There is also the question of the business relationship with the product provider. Similar complaint and litigation risks could arise there that should be considered.

Thus, I believe the correct answer is:

• To correctly determine the laws and regulations applicable to the business and to then meet the resulting legal requirements

• To make a judgment about other business risks covering both retention and destruction of records, and to then make a decision whether there are any records that should be retained for longer than the minimum legal requirement, as well as determining whether those records no longer subject to a legal requirement to be retained should be destroyed to reduce business risk.

Rob Dowler is our go to man on all matters related to compliance, and is also the head of the Securities Industry Association and Safe Home Equity Release Plans Associations. He finished up with a challenge that many people will have "...never even thought about business and record retention in either of these ways – probably not that unusual, and not just with advisers, but businesses generally..." and asked me directly "Have you ever thought about your business records in such a systematic and analytical way?"

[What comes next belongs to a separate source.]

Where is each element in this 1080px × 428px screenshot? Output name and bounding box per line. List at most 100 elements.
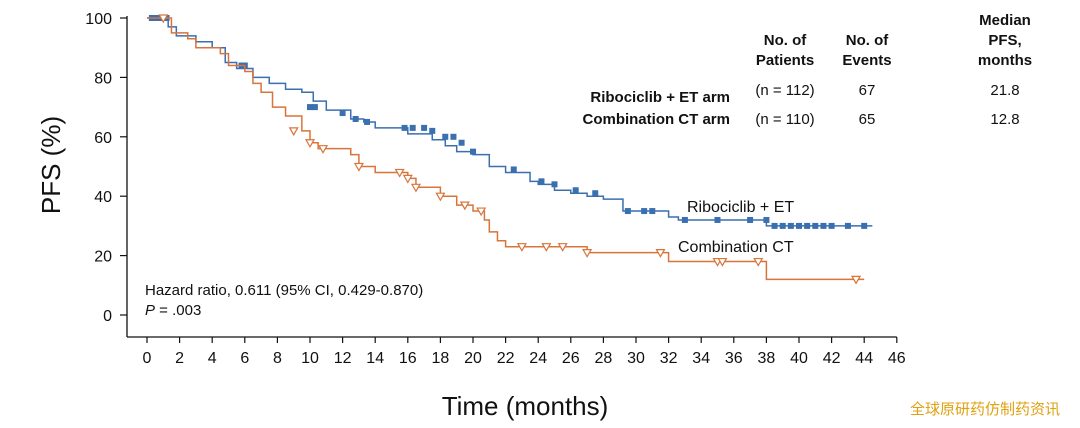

Well, I can proudly say - yes - but only by a whisker: at Chatswood we looked at the records issue just before Christmas because our little office was getting awfully cluttered and we need to make space to squeeze another person in. Our solution was not to decide what to throw away, but to make it easier to keep and retrieve. With so many of our records being stored electronically anyway we have pushed ourselves to do the same with the others. The originals can therefore be stored offsite allowing cheap and easy retention for a couple of decades of materials - allowing plenty of room for safety. Although it should be noted that we are not subject to the same record retention requirements as most financial advisers, a similar solution is likely to keep you out of trouble.